Solicitor General Anthony Powell, a former state legislator and state appellate judge, said it was questionable whether the public endorsed the court’s ruling at the ballot box in 2022.

“Sometimes the voters surprise you and you don’t always know for sure what they’re saying by the way they vote,” Powell told the court.

But Biles pressed again, asking whether the result of the 2022 vote on the Value Them Both amendment answered that question.

He said the ballot question was clear about whether voters should leave in place the “recently recognized right to an abortion.”

“That’s a pretty plain disclosure to the people as to what’s going on here, and a whole bunch of people voted,” Biles said.

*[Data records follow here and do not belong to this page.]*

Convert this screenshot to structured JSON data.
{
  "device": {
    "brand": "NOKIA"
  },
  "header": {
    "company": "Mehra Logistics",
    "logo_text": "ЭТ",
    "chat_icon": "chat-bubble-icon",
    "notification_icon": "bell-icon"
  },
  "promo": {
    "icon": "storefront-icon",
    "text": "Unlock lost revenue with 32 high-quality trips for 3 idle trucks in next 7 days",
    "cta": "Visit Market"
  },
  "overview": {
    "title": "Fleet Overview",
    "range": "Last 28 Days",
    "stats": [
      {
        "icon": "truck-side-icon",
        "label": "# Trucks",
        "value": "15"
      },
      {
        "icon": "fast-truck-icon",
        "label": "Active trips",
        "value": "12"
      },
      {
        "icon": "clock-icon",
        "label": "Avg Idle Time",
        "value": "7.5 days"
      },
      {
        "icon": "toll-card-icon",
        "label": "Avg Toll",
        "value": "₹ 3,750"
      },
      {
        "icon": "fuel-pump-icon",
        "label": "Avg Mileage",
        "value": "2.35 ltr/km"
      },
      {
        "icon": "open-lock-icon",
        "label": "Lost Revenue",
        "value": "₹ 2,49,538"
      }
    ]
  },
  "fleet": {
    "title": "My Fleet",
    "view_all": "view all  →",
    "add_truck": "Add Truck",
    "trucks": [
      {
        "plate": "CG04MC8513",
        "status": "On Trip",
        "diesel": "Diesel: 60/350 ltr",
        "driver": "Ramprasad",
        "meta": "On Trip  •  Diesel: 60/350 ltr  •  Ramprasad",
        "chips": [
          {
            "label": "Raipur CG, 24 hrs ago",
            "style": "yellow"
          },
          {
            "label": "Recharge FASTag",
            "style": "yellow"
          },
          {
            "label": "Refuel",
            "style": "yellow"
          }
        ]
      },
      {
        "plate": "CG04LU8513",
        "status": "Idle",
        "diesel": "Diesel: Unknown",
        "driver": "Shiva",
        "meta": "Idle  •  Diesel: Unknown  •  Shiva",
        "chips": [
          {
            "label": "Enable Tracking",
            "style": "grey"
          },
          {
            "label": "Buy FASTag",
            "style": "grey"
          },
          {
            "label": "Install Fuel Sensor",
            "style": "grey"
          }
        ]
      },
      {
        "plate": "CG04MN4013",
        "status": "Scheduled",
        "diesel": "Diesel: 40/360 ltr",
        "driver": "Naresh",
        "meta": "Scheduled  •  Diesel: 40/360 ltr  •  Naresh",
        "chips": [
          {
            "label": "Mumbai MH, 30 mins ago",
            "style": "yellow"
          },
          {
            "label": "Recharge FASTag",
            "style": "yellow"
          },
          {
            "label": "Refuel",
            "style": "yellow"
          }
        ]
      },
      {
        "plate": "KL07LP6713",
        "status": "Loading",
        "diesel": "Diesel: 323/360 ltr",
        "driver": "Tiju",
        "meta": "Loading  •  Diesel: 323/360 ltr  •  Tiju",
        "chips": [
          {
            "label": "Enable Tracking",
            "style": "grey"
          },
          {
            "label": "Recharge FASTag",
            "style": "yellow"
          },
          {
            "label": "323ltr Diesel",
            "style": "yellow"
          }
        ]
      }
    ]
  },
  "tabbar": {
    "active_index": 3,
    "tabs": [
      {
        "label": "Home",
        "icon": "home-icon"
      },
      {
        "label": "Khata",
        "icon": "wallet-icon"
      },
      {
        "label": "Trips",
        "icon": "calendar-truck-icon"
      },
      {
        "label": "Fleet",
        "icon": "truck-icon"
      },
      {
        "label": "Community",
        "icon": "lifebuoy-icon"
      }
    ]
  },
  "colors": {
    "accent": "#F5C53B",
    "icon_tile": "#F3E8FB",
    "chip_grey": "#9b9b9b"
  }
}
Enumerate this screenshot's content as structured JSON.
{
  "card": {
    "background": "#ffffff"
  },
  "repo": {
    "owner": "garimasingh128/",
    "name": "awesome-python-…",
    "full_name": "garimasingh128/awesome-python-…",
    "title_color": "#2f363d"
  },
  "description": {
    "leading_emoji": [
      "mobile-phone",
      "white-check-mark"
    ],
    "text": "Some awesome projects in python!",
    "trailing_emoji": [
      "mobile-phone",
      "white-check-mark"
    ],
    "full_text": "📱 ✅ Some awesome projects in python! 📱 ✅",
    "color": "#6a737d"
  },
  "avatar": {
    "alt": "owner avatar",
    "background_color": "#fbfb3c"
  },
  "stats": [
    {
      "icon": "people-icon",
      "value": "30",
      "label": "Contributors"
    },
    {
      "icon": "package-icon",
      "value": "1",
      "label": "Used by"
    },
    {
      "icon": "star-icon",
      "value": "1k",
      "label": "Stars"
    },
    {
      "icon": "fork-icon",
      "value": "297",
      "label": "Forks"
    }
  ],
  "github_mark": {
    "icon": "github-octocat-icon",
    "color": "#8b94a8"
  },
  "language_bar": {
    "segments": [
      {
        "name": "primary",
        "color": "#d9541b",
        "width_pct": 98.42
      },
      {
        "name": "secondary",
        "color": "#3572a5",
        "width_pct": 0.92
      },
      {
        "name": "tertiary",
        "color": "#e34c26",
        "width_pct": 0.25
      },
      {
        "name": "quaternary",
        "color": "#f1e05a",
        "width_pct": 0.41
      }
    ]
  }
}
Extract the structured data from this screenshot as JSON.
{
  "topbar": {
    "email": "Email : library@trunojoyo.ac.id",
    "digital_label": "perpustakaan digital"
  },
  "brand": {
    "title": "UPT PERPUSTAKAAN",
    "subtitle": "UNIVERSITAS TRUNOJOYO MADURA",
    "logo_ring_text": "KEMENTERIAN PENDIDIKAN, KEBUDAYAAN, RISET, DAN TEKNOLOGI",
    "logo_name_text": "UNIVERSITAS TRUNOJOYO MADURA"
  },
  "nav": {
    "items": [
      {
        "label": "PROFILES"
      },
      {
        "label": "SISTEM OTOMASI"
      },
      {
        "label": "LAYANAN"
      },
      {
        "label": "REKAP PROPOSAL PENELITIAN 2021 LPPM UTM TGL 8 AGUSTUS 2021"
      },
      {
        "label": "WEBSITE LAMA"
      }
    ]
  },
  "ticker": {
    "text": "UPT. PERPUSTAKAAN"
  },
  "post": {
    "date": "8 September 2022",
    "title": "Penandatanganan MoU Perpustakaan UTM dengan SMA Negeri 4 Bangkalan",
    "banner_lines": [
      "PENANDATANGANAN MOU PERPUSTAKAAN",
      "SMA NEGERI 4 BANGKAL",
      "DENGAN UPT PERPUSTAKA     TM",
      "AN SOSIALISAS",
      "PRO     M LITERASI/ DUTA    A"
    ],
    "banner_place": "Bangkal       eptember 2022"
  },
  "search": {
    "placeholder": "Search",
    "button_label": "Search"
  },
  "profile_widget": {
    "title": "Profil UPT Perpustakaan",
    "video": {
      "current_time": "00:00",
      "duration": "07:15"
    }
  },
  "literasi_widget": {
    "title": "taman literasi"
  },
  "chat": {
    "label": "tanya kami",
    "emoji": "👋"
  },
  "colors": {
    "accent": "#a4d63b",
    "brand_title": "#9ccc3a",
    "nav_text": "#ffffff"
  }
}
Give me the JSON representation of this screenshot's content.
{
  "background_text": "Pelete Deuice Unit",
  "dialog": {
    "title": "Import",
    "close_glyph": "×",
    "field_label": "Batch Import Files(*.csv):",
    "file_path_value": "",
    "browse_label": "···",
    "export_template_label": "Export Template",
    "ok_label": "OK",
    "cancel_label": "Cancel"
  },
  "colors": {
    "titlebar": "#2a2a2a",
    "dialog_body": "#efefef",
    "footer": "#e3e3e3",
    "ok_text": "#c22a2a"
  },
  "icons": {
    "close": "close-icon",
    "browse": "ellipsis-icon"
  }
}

Powell said he would be persuaded if the political campaign had been centered on whether the right to an abortion should be part of the constitution, not on whether passage would lead to a ban of the procedure.

Under questioning from Stegall, Powell said the public vote should not be relevant to the state Supreme Court’s deliberation in this case.

“As a matter of law, constitutional interpretation, a public vote doesn’t matter, particularly when the constitution hasn’t changed,” Powell said.

“It might matter if the language was changed,” he said.

“The court is charged with reading the words of the constitution and interpreting according to what the words say.”